La Cour d’appel d’Aix-en-Provence (CA Aix-en-Provence, 14 sept. 2023, n° 22/15275) estima alors qu’il n’y avait pas eu de renonciation tacite au droit de revendiquer la qualité d’associé. Un nouveau pourvoi en cassation fut ainsi formé ce qui conduit, de nouveau, la chambre commerciale de la Cour de cassation, dans l’arrêt du 12 mars 2025, a clarifié la notion de renonciation tacite au droit de revendiquer la qualité d’associé. Ce faisant, elle confirme l’analyse de la Cour d’appel de renvoi et met définitivement fin au contentieux.
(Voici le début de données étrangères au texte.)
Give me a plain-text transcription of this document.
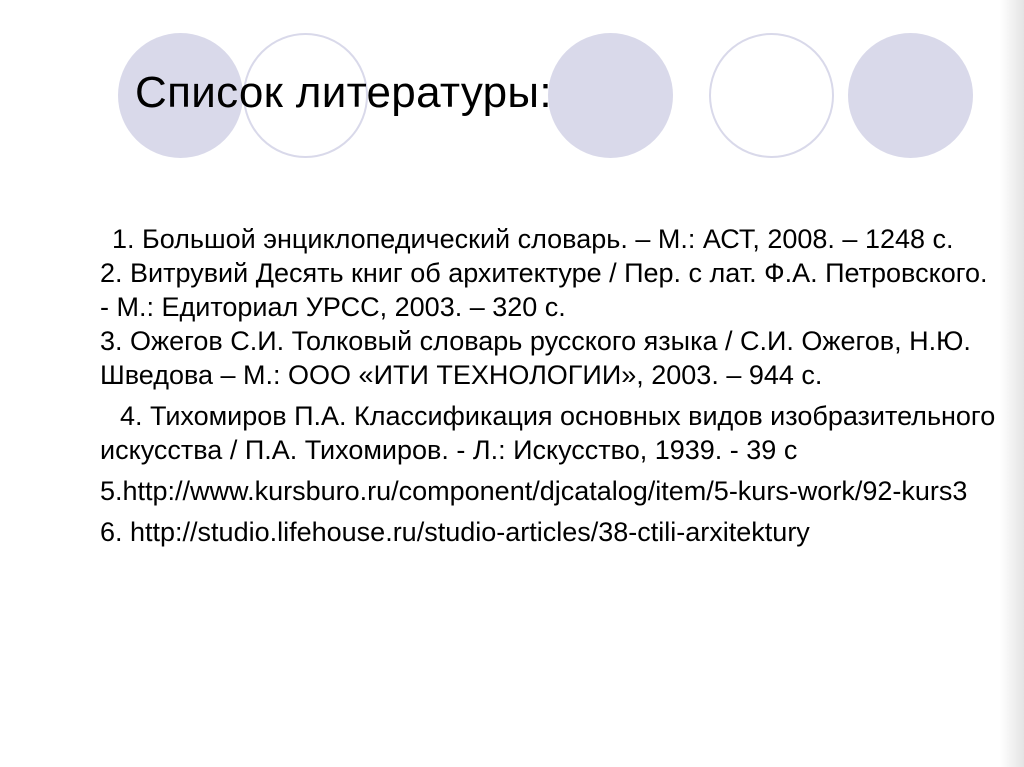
Список литературы:
1. Большой энциклопедический словарь. – М.: АСТ, 2008. – 1248 с.
2. Витрувий Десять книг об архитектуре / Пер. с лат. Ф.А. Петровского. - М.: Едиториал УРСС, 2003. – 320 с.
3. Ожегов С.И. Толковый словарь русского языка / С.И. Ожегов, Н.Ю. Шведова – М.: ООО «ИТИ ТЕХНОЛОГИИ», 2003. – 944 с.
4. Тихомиров П.А. Классификация основных видов изобразительного искусства / П.А. Тихомиров. - Л.: Искусство, 1939. - 39 с
5.http://www.kursburo.ru/component/djcatalog/item/5-kurs-work/92-kurs3
6. http://studio.lifehouse.ru/studio-articles/38-ctili-arxitektury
Elle confirme ainsi que la « renonciation peut être tacite et résulter d’un comportement qui est, sans équivoque, incompatible avec le maintien du droit du conjoint de se voir reconnaître la qualité d’associé ».

L’hypothèse d’une renonciation tacite n’est donc écartée mais ce sont surtout les éléments qui permettent de caractériser cette dernière qui constitue l’apport de l’arrêt. Au demeurant, comme Renaud Mortier, il faut estimer que le terme de renonciation implicite serait plus adapté (R. Mortier, note ss ; cass. com. 12 mars 2025, Droit des sociétés n° 6, Juin 2025, comm. 62). Cette fois, la Cour précise que la renonciation tacite doit résulter d’un comportement sans équivoque tout en ajoutant que ce comportement doit être incompatible avec le maintien du droit du conjoint de se voir reconnaître la qualité d’associé. Il s’agirait donc des deux éléments à caractériser pour caractériser une renonciation tacite à partir d’éléments factuels. Comme on pouvait l’imaginer, ce n’est ni l’écoulement du temps ni l’inertie de l’époux non associé qui peuvent permettre d’établir une telle renonciation. La renonciation tacite ne se présume pas et doit donc être prouvée ce qui devrait la rendre exceptionnelle. Il en va finalement de la protection des droits que l’article 1832-2 du Code civil accorde au conjoint de l’associé. Une solution inverse rendrait finalement

Qui plus est, l’arrêt est éclairant en reprenant les circonstances factuelles relevées par la Cour d’appel aixoise afin d’écarter la renonciation tacite et de faire droit à la revendication valablement exercée par le conjoint non associé. Il permet de souligner que cette reconnaissance – qui relève de l’appréciation souveraine des juges du fond – devrait être exceptionnelle. Il est ainsi souligné que « le fait, pour M. [N] et Mme [B], d’avoir constitué, de manière concomitante, deux sociétés distinctes dont chaque époux était associé à concurrence de 50 %, sans que l’autre n’ait de participation, et la gouvernance de ces sociétés, est insuffisant à démontrer une renonciation sans équivoque, à la qualité d’associé, de chacun des époux au sein de la société constituée par son conjoint ».

Cependant, une brèche semble ouverte afin de pouvoir établir une renonciation tacite puisque la Cour relève, dans le même temps, l’absence d’un accord familial quant à la création de structures indépendants. A contrario, un tel accord permettrait donc d’établir une renonciation tacite. Cependant, cet accord qui, certes caractériserait la renonciation, est-il véritablement tacite ? On peut en douter…

Enfin, la Cour de cassation relève « l’absence de toute clause d’agrément prévue aux statuts de la société Transports, susceptible de faire obstacle à la revendication de la qualité d’associé ». Cet élément paraît toutefois curieux pour ne pas dire inopérant. Il ne devrait, selon nous, guère permettre d’établir une renonciation tacite. En effet, la mise en place d’un agrément ne relève pas de la volonté du conjoint non associé puisqu’il est imposé par la loi ou les statuts.

Etablir la preuve d’une renonciation tacite au droit de revendiquer la qualité d’associé devrait donc être particulièrement difficile. Il est recommandé de procéder par écrit de manière la plus explicite possible et le plus tôt possible pour éviter un contentieux intempestif et qui plus est fastidieux sur le plan probatoire.